In this question, we begin by
considering the reciprocal trigonometric functions. We know that the csc of any angle
𝛼 is equal to one over the sin of angle 𝛼. Before using this identity, we will
let 𝛼 equal 90 degrees minus 𝜃. This enables us to solve the
simpler equation root three csc of 𝛼 minus two equals zero. Adding two to both sides of this
equation and then dividing through by root three, we have the csc of 𝛼 equals two
over root three. Using the reciprocal identity, we
have sin 𝛼 is equal to one over two over root three, which is equal to root three
over two.
From our knowledge of special
angles, we know that the sin of 60 degrees is equal to root three over two. This means that a solution to the
equation sin 𝛼 equals root three over two is 𝛼 equals 60 degrees.
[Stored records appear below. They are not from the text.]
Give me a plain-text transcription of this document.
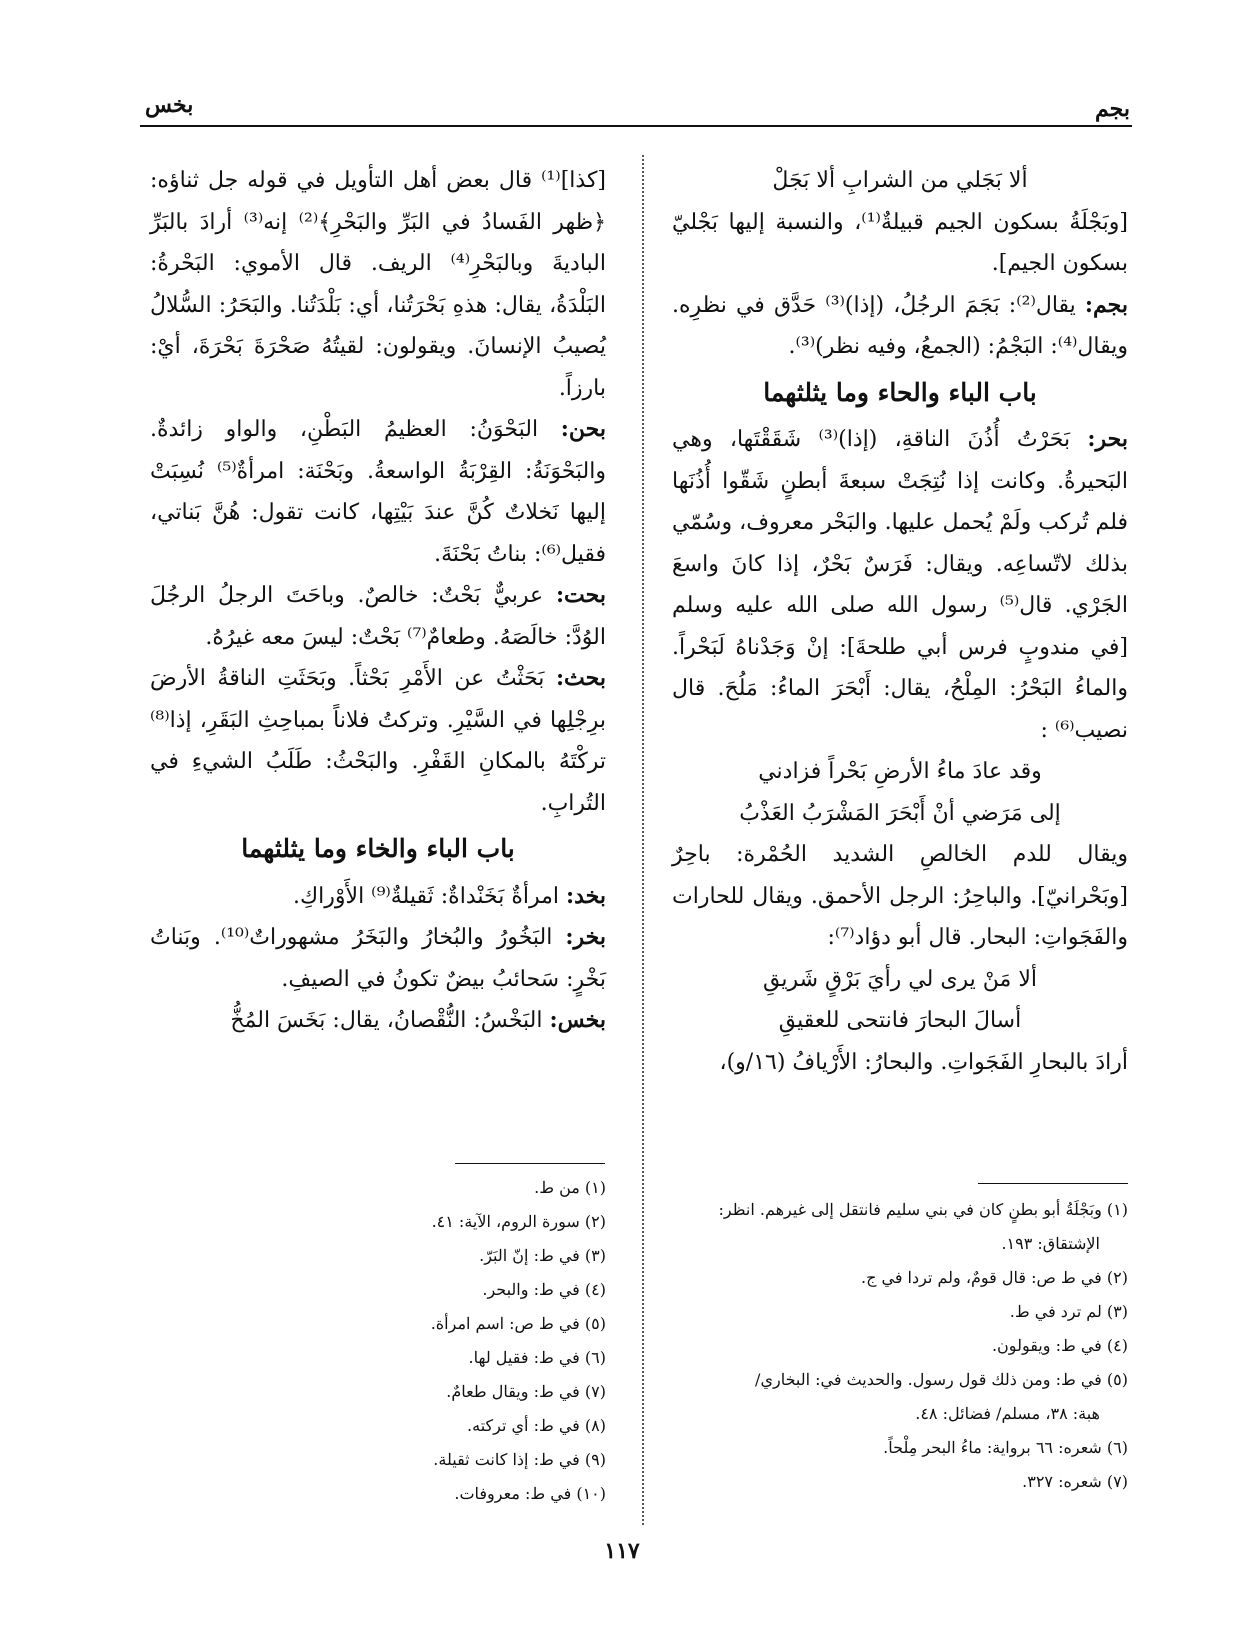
بجم
بخس

ألا بَجَلي من الشرابِ ألا بَجَلْ

[وبَجْلَةُ بسكون الجيم قبيلةٌ⁽¹⁾، والنسبة إليها بَجْليّ بسكون الجيم].

بجم: يقال⁽²⁾: بَجَمَ الرجُلُ، (إذا)⁽³⁾ حَدَّق في نظرِه. ويقال⁽⁴⁾: البَجْمُ: (الجمعُ، وفيه نظر)⁽³⁾.

باب الباء والحاء وما يثلثهما

بحر: بَحَرْتُ أُذُنَ الناقةِ، (إذا)⁽³⁾ شَقَقْتَها، وهي البَحيرةُ. وكانت إذا نُتِجَتْ سبعةَ أبطنٍ شَقّوا أُذُنَها فلم تُركب ولَمْ يُحمل عليها. والبَحْر معروف، وسُمّي بذلك لاتّساعِه. ويقال: فَرَسٌ بَحْرٌ، إذا كانَ واسعَ الجَرْي. قال⁽⁵⁾ رسول الله صلى الله عليه وسلم [في مندوبٍ فرس أبي طلحةَ]: إنْ وَجَدْناهُ لَبَحْراً. والماءُ البَحْرُ: المِلْحُ، يقال: أَبْحَرَ الماءُ: مَلُحَ. قال نصيب⁽⁶⁾ :

وقد عادَ ماءُ الأرضِ بَحْراً فزادني

إلى مَرَضي أنْ أَبْحَرَ المَشْرَبُ العَذْبُ

ويقال للدم الخالصِ الشديد الحُمْرة: باحِرٌ [وبَحْرانيّ]. والباحِرُ: الرجل الأحمق. ويقال للحارات والفَجَواتِ: البحار. قال أبو دؤاد⁽⁷⁾:

ألا مَنْ يرى لي رأيَ بَرْقٍ شَريقِ

أسالَ البحارَ فانتحى للعقيقِ

أرادَ بالبحارِ الفَجَواتِ. والبحارُ: الأَرْيافُ (١٦/و)،

[كذا]⁽¹⁾ قال بعض أهل التأويل في قوله جل ثناؤه: ﴿ظهر الفَسادُ في البَرِّ والبَحْرِ﴾⁽²⁾ إنه⁽³⁾ أرادَ بالبَرِّ الباديةَ وبالبَحْرِ⁽⁴⁾ الريف. قال الأموي: البَحْرةُ: البَلْدَةُ، يقال: هذهِ بَحْرَتُنا، أي: بَلْدَتُنا. والبَحَرُ: السُّلالُ يُصيبُ الإنسانَ. ويقولون: لقيتُهُ صَحْرَةَ بَحْرَةَ، أيْ: بارزاً.

بحن: البَحْوَنُ: العظيمُ البَطْنِ، والواو زائدةٌ. والبَحْوَنَةُ: القِرْبَةُ الواسعةُ. وبَحْنَة: امرأةٌ⁽⁵⁾ نُسِبَتْ إليها نَخلاتٌ كُنَّ عندَ بَيْتِها، كانت تقول: هُنَّ بَناتي، فقيل⁽⁶⁾: بناتُ بَحْنَةَ.

بحت: عربيٌّ بَحْتٌ: خالصٌ. وباحَتَ الرجلُ الرجُلَ الوُدَّ: خالَصَهُ. وطعامٌ⁽⁷⁾ بَحْتٌ: ليسَ معه غيرُهُ.

بحث: بَحَثْتُ عن الأَمْرِ بَحْثاً. وبَحَثَتِ الناقةُ الأرضَ برِجْلِها في السَّيْرِ. وتركتُ فلاناً بمباحِثِ البَقَرِ، إذا⁽⁸⁾ تركْتَهُ بالمكانِ القَفْرِ. والبَحْثُ: طَلَبُ الشيءِ في التُرابِ.

باب الباء والخاء وما يثلثهما

بخد: امرأةٌ بَخَنْداةٌ: ثَقيلةٌ⁽⁹⁾ الأَوْراكِ.

بخر: البَخُورُ والبُخارُ والبَخَرُ مشهوراتٌ⁽¹⁰⁾. وبَناتُ بَخْرٍ: سَحائبُ بيضٌ تكونُ في الصيفِ.

بخس: البَخْسُ: النُّقْصانُ، يقال: بَخَسَ المُخُّ

(١) وبَجْلَةُ أبو بطنٍ كان في بني سليم فانتقل إلى غيرهم. انظر:
الإشتقاق: ١٩٣.
(٢) في ط ص: قال قومٌ، ولم تردا في ج.
(٣) لم ترد في ط.
(٤) في ط: ويقولون.
(٥) في ط: ومن ذلك قول رسول. والحديث في: البخاري/
هبة: ٣٨، مسلم/ فضائل: ٤٨.
(٦) شعره: ٦٦ برواية: ماءُ البحر مِلْحاً.
(٧) شعره: ٣٢٧.
(١) من ط.
(٢) سورة الروم، الآية: ٤١.
(٣) في ط: إنّ البَرّ.
(٤) في ط: والبحر.
(٥) في ط ص: اسم امرأة.
(٦) في ط: فقيل لها.
(٧) في ط: ويقال طعامٌ.
(٨) في ط: أي تركته.
(٩) في ط: إذا كانت ثقيلة.
(١٠) في ط: معروفات.
١١٧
We are looking for solutions of 𝜃
between zero and 180 degrees inclusive. To write this interval in terms of
𝛼, we subtract 90 degrees from the inequality such that 𝛼 is greater than or equal
to negative 90 degrees and less than or equal to 90 degrees. Using a CAST diagram, we can see
we’re only looking for solutions in the first or fourth quadrants. As the sin of angle 𝛼 is positive,
there will therefore only be a solution in the first quadrant. This is the solution we have
already found: 𝛼 is equal to 60 degrees.
As 𝛼 is equal to 90 degrees minus
𝜃, then 𝜃 must be equal to 90 degrees minus 𝛼. Substituting in our value of 𝛼, we
have 𝜃 is equal to 90 degrees minus 60 degrees, which gives us an answer of 30
degrees. The solution set that satisfies the
equation root three multiplied by the csc of 90 degrees minus 𝜃 minus two equals
zero is 30 degrees.